Beş altı kişi oturuyoruz.
Günlük olaylar konu ediliyor. Şikâyetler ağırlıkta.
-Yazarlar, neden Yazmıyor?
Yanımda oturan usulca.
-Sen yazsana Tokat gazetesine gönder.
-Sen yaz
-Ben yazamam ki.
-Neden yazamıyorsun, öğretmen değil misin?
-Öğretmenim ama…
-Farkımız yok ki, senin ile benim konumlarımız arasında. Ara sıra yazıyorum ama gazete ile hiç bağım yok. Ben zevk için yazarım. Ne gazetenin benden, ne de benim gazeteden hiç bir beklentimiz yoktur. Aylarca yazmasam, “Niye yazmıyorsun?” diyen olmadığı gibi, her gün yazsam “Yeter artık!” da demezler. Ben, fikri hür, vicdanı hür bir bireyim…
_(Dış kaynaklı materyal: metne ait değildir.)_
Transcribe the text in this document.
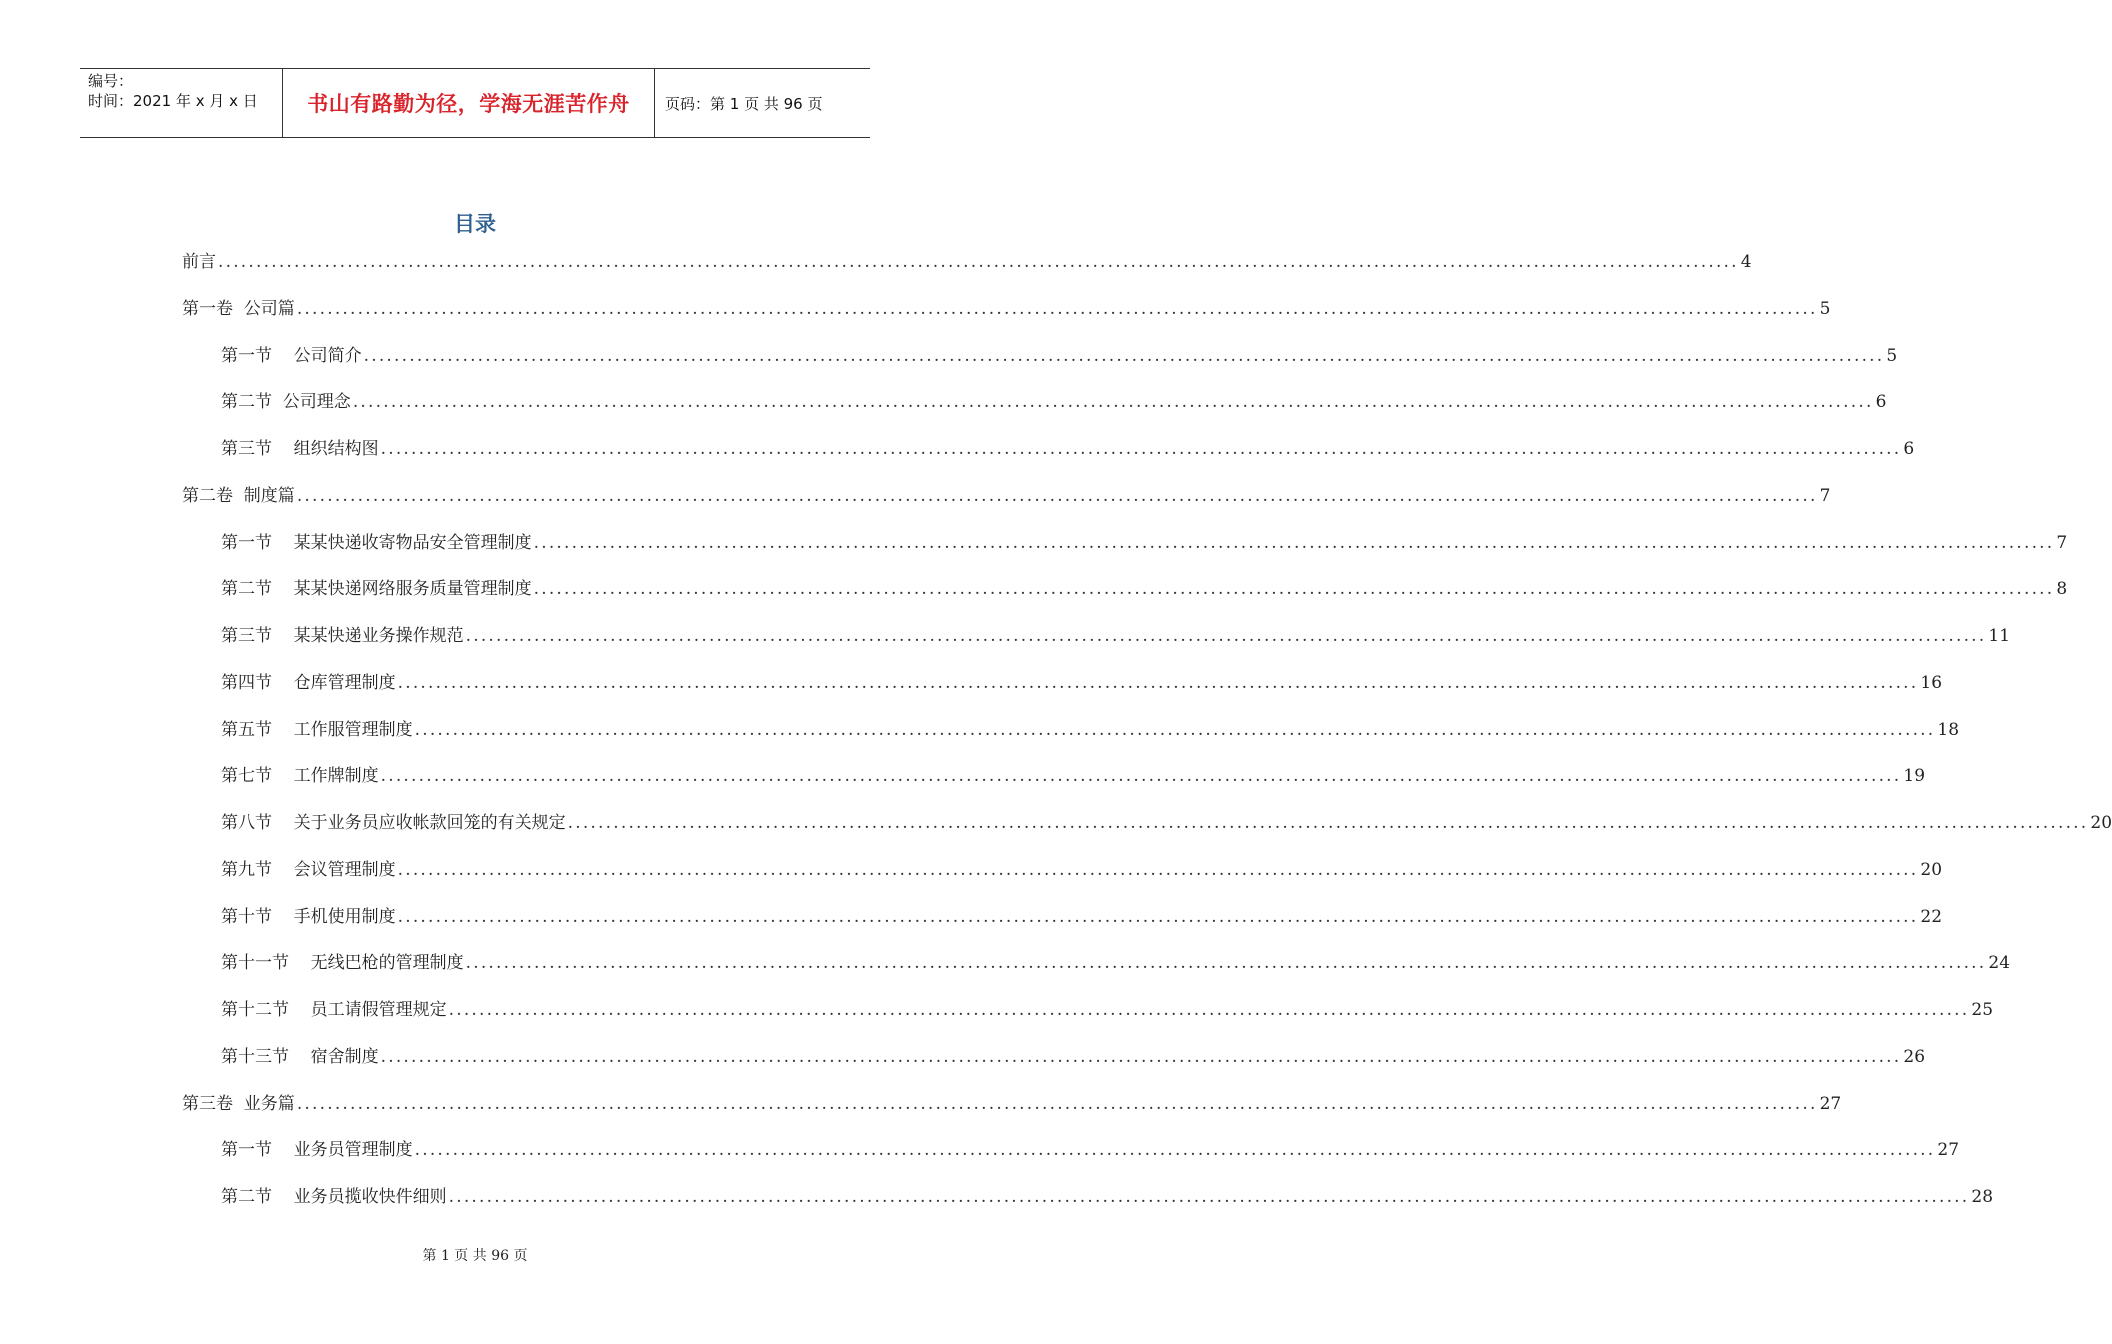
编号：
时间：2021 年 x 月 x 日	书山有路勤为径，学海无涯苦作舟	页码：第 1 页 共 96 页
目录
前言 ........................................................................................................................................................................................................ 4
第一卷  公司篇 ........................................................................................................................................................................................................ 5
第一节    公司简介 ........................................................................................................................................................................................................ 5
第二节  公司理念 ........................................................................................................................................................................................................ 6
第三节    组织结构图 ........................................................................................................................................................................................................ 6
第二卷  制度篇 ........................................................................................................................................................................................................ 7
第一节    某某快递收寄物品安全管理制度 ........................................................................................................................................................................................................ 7
第二节    某某快递网络服务质量管理制度 ........................................................................................................................................................................................................ 8
第三节    某某快递业务操作规范 ........................................................................................................................................................................................................ 11
第四节    仓库管理制度 ........................................................................................................................................................................................................ 16
第五节    工作服管理制度 ........................................................................................................................................................................................................ 18
第七节    工作牌制度 ........................................................................................................................................................................................................ 19
第八节    关于业务员应收帐款回笼的有关规定 ........................................................................................................................................................................................................ 20
第九节    会议管理制度 ........................................................................................................................................................................................................ 20
第十节    手机使用制度 ........................................................................................................................................................................................................ 22
第十一节    无线巴枪的管理制度 ........................................................................................................................................................................................................ 24
第十二节    员工请假管理规定 ........................................................................................................................................................................................................ 25
第十三节    宿舍制度 ........................................................................................................................................................................................................ 26
第三卷  业务篇 ........................................................................................................................................................................................................ 27
第一节    业务员管理制度 ........................................................................................................................................................................................................ 27
第二节    业务员揽收快件细则 ........................................................................................................................................................................................................ 28
第 1 页 共 96 页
Bu yaştan sonra kurum ya da insanlarla kavga edecek halim yok. Zülfü yâre dokunanları görüyoruz. İnsanlarla didişince kârım ne olacak? Kimi terbiye edecek, kime yol göstereceğim? Sonra ben ne biliyorum ki başkalarına ne anlatayım?
Burada atıp tutmaya benzemez. Söz unutulur ama yazı belgedir. Gazeteye girince “Öyle demek istemedim. Maksadını aşmış.”gibi savunmalara kimse inanmaz.